His chin was circled and danced over in small sections and changing angles of the blade; "Chins are different, chins are unique. You have to know them to shave them properly.” He wouldn’t dare speak, with Sherlock’s fingers firm below the corner of his mouth, but it was obvious Sherlock knew Lestrade’s chin, its every contour and curve. Observation, or sense memory from last night?

The blade flipped in Sherlock’s hand and he began shaving Lestrade’s throat, long sweeping strokes again, with the blade facing upward. Showing off? “Relax,” Sherlock said. “Trust me.” The blade dipped and skimmed and was wiped on the towel on Lestrade’s chest. Lestrade held Sherlock’s waist, anchored, and stayed statue still. Some final strokes, under the nose, small neatening touches, and he was done. Sherlock wiped off his face, turning it in his hands, looking at angles critically. No mirror offered but his own eyes and face. He squeezed something from a tube into his palm, rubbed his hands together, and smoothed it across Lestrade’s denuded skin; cooling, smarting; smelling of limes. Faintly familiar, and Lestrade tried to remember, strained to remember having smelled it on him before.

“Done,” said Sherlock, and stepped back. Lestrade took a s haky breath. He still held his waist, reluctant to let go. “The proper shave. How does it feel?” Lestrade touched his face. It felt smoother than he’d ever remembered, soft and faintly oily. It felt fine; alive.

“You tell me,” he said. Touching Sherlock in the kitchen; touching Sherlock anytime, not of necessity, not for sex, was not done. Was dangerous. He put both hands on his waist and pulled, pulled down; and the swivel-hipped snake, long of limb and graceful with it, slung a leg over and sat on him, straddling Lestrade’s thighs, facing him, knees wide at the side. That fine and lovely arse plumped right in Lestrade’s lap. Lestrade laughed, startled, and Sherlock bent forward and put his cheek to his newly shaven face. Rubbed against him, smooth to smooth.

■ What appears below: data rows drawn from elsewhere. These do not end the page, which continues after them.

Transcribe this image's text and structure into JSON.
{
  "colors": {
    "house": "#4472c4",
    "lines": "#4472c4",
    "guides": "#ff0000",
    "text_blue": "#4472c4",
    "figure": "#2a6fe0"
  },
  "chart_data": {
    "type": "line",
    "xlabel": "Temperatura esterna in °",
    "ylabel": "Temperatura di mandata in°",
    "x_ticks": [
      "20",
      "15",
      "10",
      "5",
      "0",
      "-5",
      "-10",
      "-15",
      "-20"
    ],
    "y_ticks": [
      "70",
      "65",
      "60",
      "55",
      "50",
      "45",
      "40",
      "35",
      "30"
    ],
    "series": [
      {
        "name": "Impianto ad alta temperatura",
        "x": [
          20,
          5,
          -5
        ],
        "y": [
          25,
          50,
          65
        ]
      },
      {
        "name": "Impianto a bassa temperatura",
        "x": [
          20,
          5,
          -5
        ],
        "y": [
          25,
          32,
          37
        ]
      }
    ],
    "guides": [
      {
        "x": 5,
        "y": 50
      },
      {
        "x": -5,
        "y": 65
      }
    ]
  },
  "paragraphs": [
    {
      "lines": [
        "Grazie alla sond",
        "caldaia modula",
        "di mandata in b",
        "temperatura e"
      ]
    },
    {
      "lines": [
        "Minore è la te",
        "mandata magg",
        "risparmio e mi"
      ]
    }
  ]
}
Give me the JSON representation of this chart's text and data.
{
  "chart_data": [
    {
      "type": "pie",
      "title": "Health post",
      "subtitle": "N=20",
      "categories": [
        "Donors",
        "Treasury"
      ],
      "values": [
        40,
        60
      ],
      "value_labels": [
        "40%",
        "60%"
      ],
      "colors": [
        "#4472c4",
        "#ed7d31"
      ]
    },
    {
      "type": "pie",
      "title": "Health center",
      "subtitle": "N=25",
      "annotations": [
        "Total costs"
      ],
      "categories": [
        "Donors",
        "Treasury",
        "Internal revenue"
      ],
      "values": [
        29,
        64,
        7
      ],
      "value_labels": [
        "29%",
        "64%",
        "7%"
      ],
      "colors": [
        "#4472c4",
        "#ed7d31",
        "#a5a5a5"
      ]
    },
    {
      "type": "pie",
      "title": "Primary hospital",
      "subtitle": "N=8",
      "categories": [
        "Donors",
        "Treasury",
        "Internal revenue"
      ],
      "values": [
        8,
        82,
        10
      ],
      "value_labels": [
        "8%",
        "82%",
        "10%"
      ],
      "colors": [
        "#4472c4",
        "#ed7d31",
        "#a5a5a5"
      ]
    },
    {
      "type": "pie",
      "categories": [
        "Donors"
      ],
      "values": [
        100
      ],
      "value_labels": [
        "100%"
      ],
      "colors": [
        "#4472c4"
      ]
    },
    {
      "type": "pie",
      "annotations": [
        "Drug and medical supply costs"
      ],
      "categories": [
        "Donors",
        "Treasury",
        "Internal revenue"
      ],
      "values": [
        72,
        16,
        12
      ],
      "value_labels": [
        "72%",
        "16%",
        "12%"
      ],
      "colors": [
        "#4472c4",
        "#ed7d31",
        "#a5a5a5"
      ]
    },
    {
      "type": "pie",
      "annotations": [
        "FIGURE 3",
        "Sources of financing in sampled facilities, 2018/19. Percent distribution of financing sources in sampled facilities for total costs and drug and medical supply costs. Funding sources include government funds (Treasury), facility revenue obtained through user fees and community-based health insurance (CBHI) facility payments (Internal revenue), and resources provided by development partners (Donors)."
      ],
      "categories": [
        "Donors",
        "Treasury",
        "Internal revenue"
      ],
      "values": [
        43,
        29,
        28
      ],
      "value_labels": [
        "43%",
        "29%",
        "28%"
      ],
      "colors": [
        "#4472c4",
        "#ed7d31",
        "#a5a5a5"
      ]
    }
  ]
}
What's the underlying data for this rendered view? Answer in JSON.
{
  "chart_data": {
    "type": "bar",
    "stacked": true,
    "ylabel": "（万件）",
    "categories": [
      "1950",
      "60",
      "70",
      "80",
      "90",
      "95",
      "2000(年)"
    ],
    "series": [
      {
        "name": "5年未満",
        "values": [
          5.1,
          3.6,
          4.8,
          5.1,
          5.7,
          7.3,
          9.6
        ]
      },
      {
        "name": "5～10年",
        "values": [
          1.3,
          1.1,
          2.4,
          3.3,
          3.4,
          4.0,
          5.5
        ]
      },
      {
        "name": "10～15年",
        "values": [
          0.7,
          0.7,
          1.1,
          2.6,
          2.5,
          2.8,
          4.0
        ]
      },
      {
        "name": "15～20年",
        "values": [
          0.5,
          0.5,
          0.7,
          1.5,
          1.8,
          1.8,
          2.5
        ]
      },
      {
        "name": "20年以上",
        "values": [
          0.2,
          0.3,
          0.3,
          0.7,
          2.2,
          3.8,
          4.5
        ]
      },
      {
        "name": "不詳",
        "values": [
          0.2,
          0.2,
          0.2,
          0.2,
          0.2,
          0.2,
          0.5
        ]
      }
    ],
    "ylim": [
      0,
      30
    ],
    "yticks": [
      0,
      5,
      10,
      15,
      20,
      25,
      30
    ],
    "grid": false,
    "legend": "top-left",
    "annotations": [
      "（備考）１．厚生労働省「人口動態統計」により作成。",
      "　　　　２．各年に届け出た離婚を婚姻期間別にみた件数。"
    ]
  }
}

“Good,” said Sherlock. “You feel good.” Lestrade’s arms met behind his back and pulled him close.

“Worth my while, then,” said Lestrade.

*End*

**Author's Note:**

> First posted November 23, 2010.  
> For the best straight razor information online, google Straight Razor Place. There are many vids online as well, with an abundance of cheery, round-faced, long-haired guys and a few barbers showing you how it's done.